L’imprimerie Ronalds


6300-6306 avenue du Parc

L’édifice construit en 1928 entre la voie ferrée du Canadien Pacifique et la rue Beaubien, du côté ouest de l’avenue du Parc, et agrandi à plusieurs reprises par la suite, témoigne de l’importance économique de l’industrie de l’imprimerie au XXe siècle. Sa reconversion en pôle d’emploi pour les secteurs créatifs et multimédia, au cours des années 2000, est également représentative des transformations de l’ancien secteur industriel situé aux abords de la voie ferrée, là où se rencontrent les arrondissements d’Outremont, du Plateau-Mont-Royal et de Rosemont–La Petite-Patrie.

L’édifice Ronalds, situé à droite du côté sud-ouest de l’intersection entre l’avenue du Parc et la rue Beaubien, 10 novembre 1939. On aperçoit en arrière-plan, de gauche à droite, l’édifice Bovril, le pont ferroviaire du Canadien Pacifique et l’immeuble de la compagnie Standard Paper Box, démoli en 2015. Archives de la Ville de Montréal, VM166-R086-2-5711-8989_025.
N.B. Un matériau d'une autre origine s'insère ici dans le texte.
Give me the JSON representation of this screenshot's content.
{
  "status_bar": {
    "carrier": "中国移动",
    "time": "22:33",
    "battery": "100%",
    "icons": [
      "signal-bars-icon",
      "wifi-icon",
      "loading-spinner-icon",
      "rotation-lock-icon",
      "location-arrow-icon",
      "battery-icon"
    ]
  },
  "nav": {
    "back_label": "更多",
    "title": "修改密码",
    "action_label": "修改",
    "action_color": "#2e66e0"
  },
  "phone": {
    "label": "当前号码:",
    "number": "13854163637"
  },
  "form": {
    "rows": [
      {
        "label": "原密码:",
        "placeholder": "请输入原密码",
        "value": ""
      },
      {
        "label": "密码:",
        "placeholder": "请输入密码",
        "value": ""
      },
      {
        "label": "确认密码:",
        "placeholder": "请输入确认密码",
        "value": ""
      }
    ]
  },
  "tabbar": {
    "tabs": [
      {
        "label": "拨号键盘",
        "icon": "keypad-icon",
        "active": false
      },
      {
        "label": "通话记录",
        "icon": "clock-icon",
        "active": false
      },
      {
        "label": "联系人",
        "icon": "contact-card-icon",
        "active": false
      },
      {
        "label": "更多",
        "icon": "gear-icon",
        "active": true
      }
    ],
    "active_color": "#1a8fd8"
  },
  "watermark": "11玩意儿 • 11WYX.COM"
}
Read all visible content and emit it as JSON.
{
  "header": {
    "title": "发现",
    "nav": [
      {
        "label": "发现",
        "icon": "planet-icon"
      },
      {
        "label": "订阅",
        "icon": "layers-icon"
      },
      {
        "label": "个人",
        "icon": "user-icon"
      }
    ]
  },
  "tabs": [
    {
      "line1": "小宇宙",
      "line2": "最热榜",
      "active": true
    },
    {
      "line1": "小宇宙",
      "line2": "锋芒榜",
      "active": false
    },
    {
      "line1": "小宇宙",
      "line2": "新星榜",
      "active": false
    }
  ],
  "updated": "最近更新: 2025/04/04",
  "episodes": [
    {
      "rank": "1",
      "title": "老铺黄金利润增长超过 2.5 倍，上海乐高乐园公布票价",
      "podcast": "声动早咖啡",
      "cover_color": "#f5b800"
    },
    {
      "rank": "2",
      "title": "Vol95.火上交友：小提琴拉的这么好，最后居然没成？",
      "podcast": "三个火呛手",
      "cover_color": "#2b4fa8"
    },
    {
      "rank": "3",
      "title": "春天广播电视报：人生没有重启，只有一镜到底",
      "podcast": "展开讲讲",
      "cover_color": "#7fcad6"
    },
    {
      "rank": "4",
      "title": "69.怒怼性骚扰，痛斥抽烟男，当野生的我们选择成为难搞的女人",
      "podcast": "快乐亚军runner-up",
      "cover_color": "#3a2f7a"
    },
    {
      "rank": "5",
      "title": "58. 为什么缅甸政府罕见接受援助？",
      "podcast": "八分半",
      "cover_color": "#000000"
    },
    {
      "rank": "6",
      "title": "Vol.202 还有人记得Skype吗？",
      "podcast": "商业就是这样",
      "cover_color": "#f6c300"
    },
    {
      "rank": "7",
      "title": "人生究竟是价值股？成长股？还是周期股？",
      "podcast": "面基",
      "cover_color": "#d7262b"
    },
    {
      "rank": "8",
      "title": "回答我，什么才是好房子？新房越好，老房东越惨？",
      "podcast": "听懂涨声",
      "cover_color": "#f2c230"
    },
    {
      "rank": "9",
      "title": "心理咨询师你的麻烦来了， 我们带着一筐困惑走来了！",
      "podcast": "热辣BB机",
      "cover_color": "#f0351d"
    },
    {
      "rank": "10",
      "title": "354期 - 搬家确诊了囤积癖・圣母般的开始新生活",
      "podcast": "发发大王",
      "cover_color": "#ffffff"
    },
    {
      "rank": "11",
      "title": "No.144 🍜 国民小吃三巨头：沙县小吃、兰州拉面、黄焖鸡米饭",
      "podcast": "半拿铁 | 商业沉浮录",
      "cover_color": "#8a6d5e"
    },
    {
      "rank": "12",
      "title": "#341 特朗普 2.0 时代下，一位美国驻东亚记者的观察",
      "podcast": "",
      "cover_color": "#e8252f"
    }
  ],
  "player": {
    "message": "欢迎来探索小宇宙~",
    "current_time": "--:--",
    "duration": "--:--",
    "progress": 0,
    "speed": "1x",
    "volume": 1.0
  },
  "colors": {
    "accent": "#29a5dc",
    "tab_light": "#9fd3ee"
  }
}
L’édifice Ronalds doit son nom à Charles Corbett Ronalds (1885-1948), un imprimeur américain qui émigre à Montréal en 1910[1]. D’abord gérant de l’imprimerie commerciale du Montreal Herald, il se lance à son compte en 1919, lorsqu’il fonde la Ronalds Press & Advertising Agency (dont le nom est changé pour Ronalds Press Ltd en avril 1923 puis Ronalds Company Ltd en avril 1924). Le succès est au rendez-vous, puisqu’en 1928, l’entreprise quitte ses locaux de la rue William[2], dans Griffintown, pour s’installer dans son propre édifice, avenue du Parc. L’ouverture, en 1915, d’un passage inférieur sous la voie ferrée a désenclavé le tronçon de l’avenue situé du côté nord et favorisé le développement d’une zone industrielle. L’usine bénéficie à la fois d’un quai privé pour la livraison et l’expédition par chemin de fer, et d’un accès routier facilité.

Évolution de l’édifice Ronalds [cartographie Justin Bur 2024 / base: Bing Aerial]

L’édifice est construit en trois phases entre 1927 et 1957. La première partie est conçue par William H. Wardwell, un ingénieur spécialisé en structures industrielles. Elle est considérée comme typique de l’architecture industrielle de la fin des années 1920, en raison de l’utilisation de la brique (brune), de la symétrie de la façade, et d’éléments de décor tels une fausse loggia et une marquise[3]. L’enveloppe extérieure du bâtiment original a subi peu de modifications depuis sa construction.

La deuxième phase de construction, entre 1945 et 1948, inclut deux agrandissements importants du côté ouest le long de la voie ferrée, confiés à la firme d’architectes Ross & MacDonald et sa successeure Ross, Patterson, Townsend & Heughan. Ces nouvelles ailes, initialement d’un seul étage en brique rouge, augmentent la superficie des bureaux et des ateliers d’imprimerie et la longueur du quai ferroviaire, s’étendant jusqu’à la rue Hutchison à l’ouest et à la rue Beaubien au nord.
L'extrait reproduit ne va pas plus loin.